JonJon · Post by **JonJon** » Thu Dec 06, 2007 10:52 pm

Hi there

Hope your day is going well.

I've got a Sequential File with a column that I'm wanting to remove, and then get a Distinct across the remaining columns.

i.e. Data looks like (4 columns, space is delimiter)
ColA ColB ColC Prod
1001 A 1 Prod1
1001 A 1 Prod2
1001 A 1 Prod3
1001 A 1 Prod4

I'm wanting to remove the Prod column, and get a distinct listing of ColA, ColB, and ColC, order ascending on all columns.

i.e. result should look like
1001 A 1

Just so there's no confusion, the SQL used to get the output is:
SELECT distinct ColA, ColB, ColC
FROM <table>
ORDER BY ColA, ColB, ColC

The DS job that I built is structured:

SeqFile_Source -> Link1 -> Transformation (remove Prod) -> Link2 -> SeqFile_Target

SeqFile_Source contains the listing as shown.

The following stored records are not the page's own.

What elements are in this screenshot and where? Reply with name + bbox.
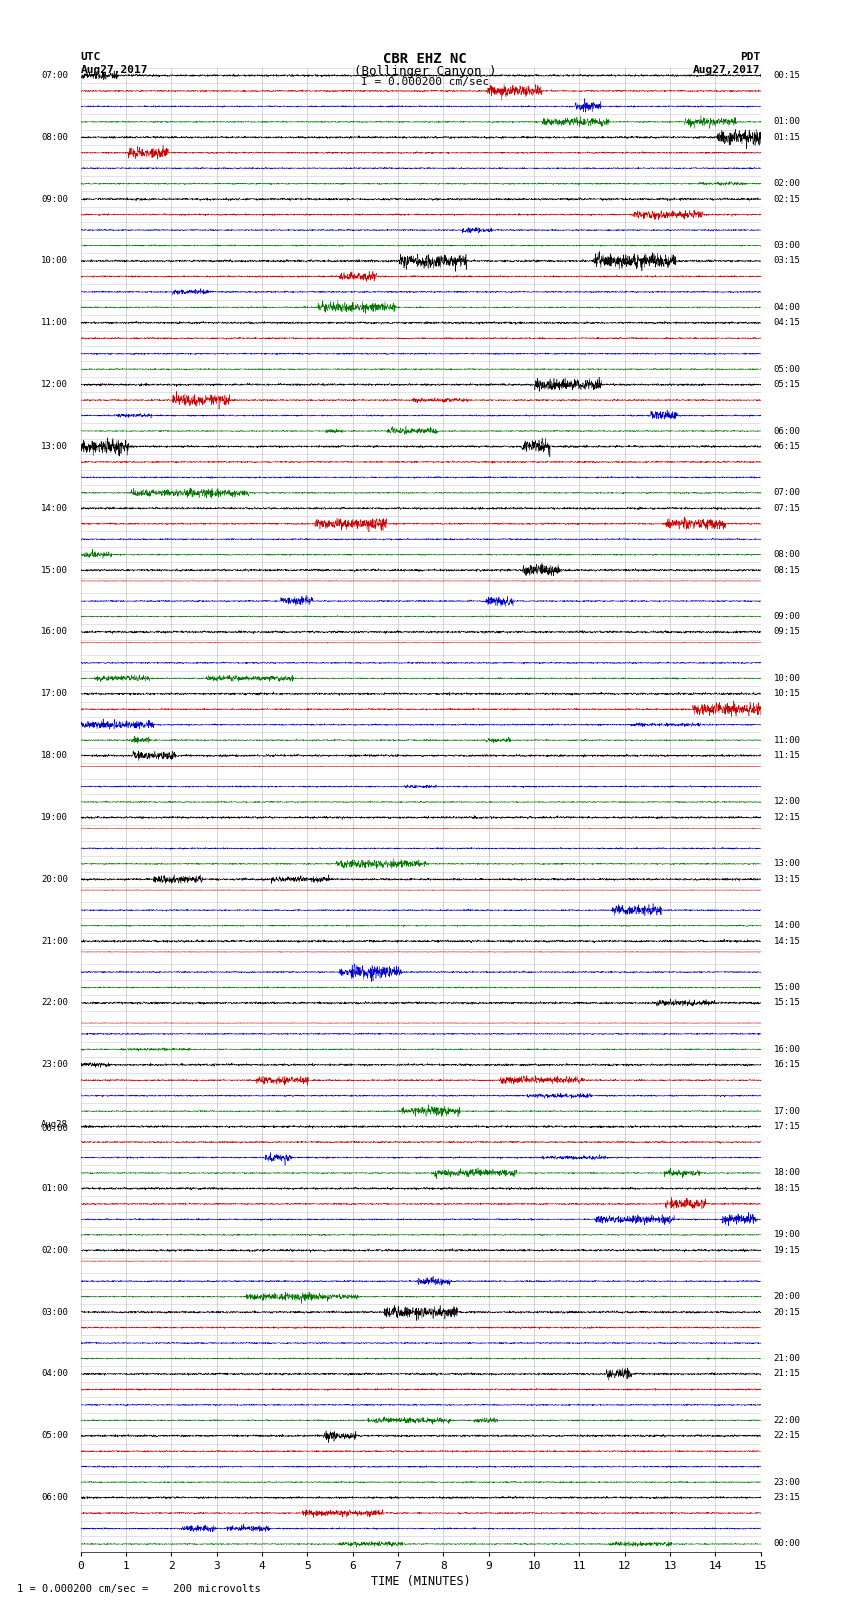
Text: 12:00: 12:00 xyxy=(41,381,68,389)
Text: 21:00: 21:00 xyxy=(774,1353,801,1363)
Text: 09:00: 09:00 xyxy=(774,611,801,621)
Text: 00:00: 00:00 xyxy=(41,1124,68,1134)
Text: 15:15: 15:15 xyxy=(774,998,801,1008)
Text: 18:15: 18:15 xyxy=(774,1184,801,1194)
Text: 08:00: 08:00 xyxy=(774,550,801,560)
Text: 21:15: 21:15 xyxy=(774,1369,801,1379)
Text: 10:00: 10:00 xyxy=(41,256,68,266)
Text: 19:00: 19:00 xyxy=(41,813,68,823)
Text: 16:00: 16:00 xyxy=(774,1045,801,1053)
Text: 23:00: 23:00 xyxy=(41,1060,68,1069)
Text: 08:00: 08:00 xyxy=(41,132,68,142)
Text: 07:00: 07:00 xyxy=(774,489,801,497)
Text: 09:15: 09:15 xyxy=(774,627,801,637)
Text: 17:00: 17:00 xyxy=(41,689,68,698)
Text: 21:00: 21:00 xyxy=(41,937,68,945)
Text: 15:00: 15:00 xyxy=(41,566,68,574)
Text: 00:15: 00:15 xyxy=(774,71,801,81)
Text: 03:00: 03:00 xyxy=(41,1308,68,1316)
Text: 00:00: 00:00 xyxy=(774,1539,801,1548)
Text: 12:00: 12:00 xyxy=(774,797,801,806)
Text: 03:00: 03:00 xyxy=(774,240,801,250)
Text: (Bollinger Canyon ): (Bollinger Canyon ) xyxy=(354,65,496,77)
Text: 22:00: 22:00 xyxy=(774,1416,801,1424)
Text: 13:00: 13:00 xyxy=(774,860,801,868)
Text: 20:00: 20:00 xyxy=(774,1292,801,1302)
Text: I = 0.000200 cm/sec: I = 0.000200 cm/sec xyxy=(361,77,489,87)
Text: 06:00: 06:00 xyxy=(41,1494,68,1502)
X-axis label: TIME (MINUTES): TIME (MINUTES) xyxy=(371,1574,471,1587)
Text: 04:00: 04:00 xyxy=(41,1369,68,1379)
Text: 23:00: 23:00 xyxy=(774,1478,801,1487)
Text: 10:15: 10:15 xyxy=(774,689,801,698)
Text: 14:00: 14:00 xyxy=(774,921,801,931)
Text: 15:00: 15:00 xyxy=(774,982,801,992)
Text: 17:15: 17:15 xyxy=(774,1123,801,1131)
Text: 01:15: 01:15 xyxy=(774,132,801,142)
Text: 05:00: 05:00 xyxy=(774,365,801,374)
Text: Aug27,2017: Aug27,2017 xyxy=(81,65,148,74)
Text: 06:00: 06:00 xyxy=(774,426,801,436)
Text: 02:00: 02:00 xyxy=(774,179,801,189)
Text: 01:00: 01:00 xyxy=(774,118,801,126)
Text: 20:00: 20:00 xyxy=(41,874,68,884)
Text: PDT: PDT xyxy=(740,52,761,61)
Text: 07:00: 07:00 xyxy=(41,71,68,81)
Text: 11:00: 11:00 xyxy=(41,318,68,327)
Text: 09:00: 09:00 xyxy=(41,195,68,203)
Text: 22:00: 22:00 xyxy=(41,998,68,1008)
Text: 04:15: 04:15 xyxy=(774,318,801,327)
Text: 08:15: 08:15 xyxy=(774,566,801,574)
Text: 05:15: 05:15 xyxy=(774,381,801,389)
Text: 02:00: 02:00 xyxy=(41,1245,68,1255)
Text: 11:00: 11:00 xyxy=(774,736,801,745)
Text: 01:00: 01:00 xyxy=(41,1184,68,1194)
Text: CBR EHZ NC: CBR EHZ NC xyxy=(383,52,467,66)
Text: 16:00: 16:00 xyxy=(41,627,68,637)
Text: 23:15: 23:15 xyxy=(774,1494,801,1502)
Text: 03:15: 03:15 xyxy=(774,256,801,266)
Text: 17:00: 17:00 xyxy=(774,1107,801,1116)
Text: Aug27,2017: Aug27,2017 xyxy=(694,65,761,74)
Text: Aug28: Aug28 xyxy=(41,1119,68,1129)
Text: 02:15: 02:15 xyxy=(774,195,801,203)
Text: 10:00: 10:00 xyxy=(774,674,801,682)
Text: 06:15: 06:15 xyxy=(774,442,801,452)
Text: 13:15: 13:15 xyxy=(774,874,801,884)
Text: 04:00: 04:00 xyxy=(774,303,801,311)
Text: UTC: UTC xyxy=(81,52,101,61)
Text: 07:15: 07:15 xyxy=(774,503,801,513)
Text: 22:15: 22:15 xyxy=(774,1431,801,1440)
Text: 18:00: 18:00 xyxy=(41,752,68,760)
Text: 05:00: 05:00 xyxy=(41,1431,68,1440)
Text: 16:15: 16:15 xyxy=(774,1060,801,1069)
Text: 14:15: 14:15 xyxy=(774,937,801,945)
Text: 18:00: 18:00 xyxy=(774,1168,801,1177)
Text: 12:15: 12:15 xyxy=(774,813,801,823)
Text: 1 = 0.000200 cm/sec =    200 microvolts: 1 = 0.000200 cm/sec = 200 microvolts xyxy=(17,1584,261,1594)
Text: 20:15: 20:15 xyxy=(774,1308,801,1316)
Text: 11:15: 11:15 xyxy=(774,752,801,760)
Text: 19:15: 19:15 xyxy=(774,1245,801,1255)
Text: 13:00: 13:00 xyxy=(41,442,68,452)
Text: 19:00: 19:00 xyxy=(774,1231,801,1239)
Text: 14:00: 14:00 xyxy=(41,503,68,513)
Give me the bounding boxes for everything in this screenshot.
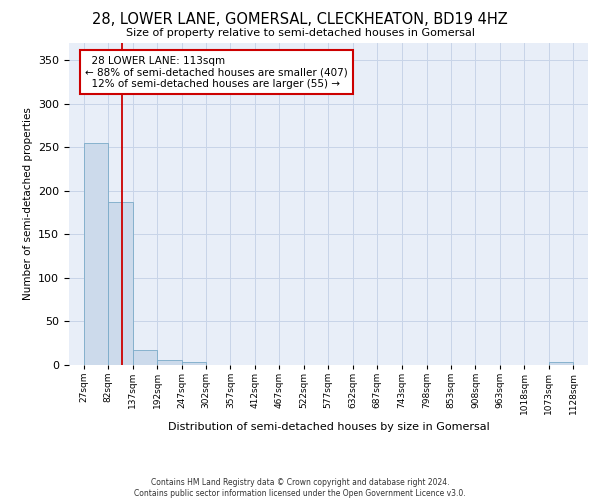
Bar <box>133 350 157 365</box>
Bar <box>83 142 108 365</box>
Bar <box>157 360 182 365</box>
X-axis label: Distribution of semi-detached houses by size in Gomersal: Distribution of semi-detached houses by … <box>167 422 490 432</box>
Y-axis label: Number of semi-detached properties: Number of semi-detached properties <box>23 108 32 300</box>
Bar <box>549 362 574 365</box>
Text: 28 LOWER LANE: 113sqm
← 88% of semi-detached houses are smaller (407)
  12% of s: 28 LOWER LANE: 113sqm ← 88% of semi-deta… <box>85 56 348 89</box>
Bar <box>108 202 133 365</box>
Text: 28, LOWER LANE, GOMERSAL, CLECKHEATON, BD19 4HZ: 28, LOWER LANE, GOMERSAL, CLECKHEATON, B… <box>92 12 508 28</box>
Bar <box>182 362 206 365</box>
Text: Size of property relative to semi-detached houses in Gomersal: Size of property relative to semi-detach… <box>125 28 475 38</box>
Text: Contains HM Land Registry data © Crown copyright and database right 2024.
Contai: Contains HM Land Registry data © Crown c… <box>134 478 466 498</box>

The Transformation will only output the first columns from the list.

SeqFile_Target will have Partition Type set to Sort Merge, Perform Sort, Unique

And yet the output that I'm getting looks like
1001 A 1
1001 A 1

I'm running the job across two Partitions on the Server, which would explain why I get two rows (one per partition).

What I can't understand is why the Unique option isn't working.

The SeqFile_Target is set to output Seqentially (Execution Mode), Perform Sort has been set with all three Columns (ColA, ColB, ColC), all set to sort Ascending, and all columns set to both Sort and Collect.

I can solve this issue by having a RemoveDuplicates Stage before the SeqFile_Target.

Howeve, I would like to know why the Unique Option doesn't work across Partitions.

For my own understanding, a better question would be what kind of operations are possible when moving data from a Transformation to a Sequential file (no Stages in between) with the data in Partitions?

Any feedback would be appreciated.

ray.wurlod · Post by **ray.wurlod** » Fri Dec 07, 2007 1:00 am

Partitions are independent. Uniqueness across partitions is not possible. That's why you need to partition your data on the same keys that you need to group, sort or remove duplicates.

JonJon · Post by **JonJon** » Sun Dec 09, 2007 11:06 pm

But isn't the effect of applying a "Sort Merge" on the Sequential file taking multiple partitions and merging them into one single list before ordering that list?

At the end of the "Sort Merge", I'd expect a sorted list (with possibly repeated rows).

Does the Unique option on the same Sequential file not make the above list unique?

The Job isn't working as it should, so it's obvious that my perception of "how it should" work isn't right.

The "Sort Merge" appears to work, but the Unique options doesn't.

Any ideas?

balajisr · Post by **balajisr** » Mon Dec 10, 2007 12:53 am

Can you have a peek stage executing in sequential mode instead of the target sequential file and check the results?

thompsonp · Post by **thompsonp** » Fri Dec 14, 2007 5:39 am

I believed your description of the expected behaviour to be correct and can confirm, having tried it, that it is.

I have a Row Generator -> Peek -> Seq File

The Sort Merge collector will produce an output sorted on the keys you specify in the Sequential File (All 3 need to have usage Sorting, Collecting).
There are 10 rows with 3 different combinations of key values. When Unique is selected I get 3 rows in the output, regardless of how many nodes I run on.

What fields have you specified for the Sort Merge?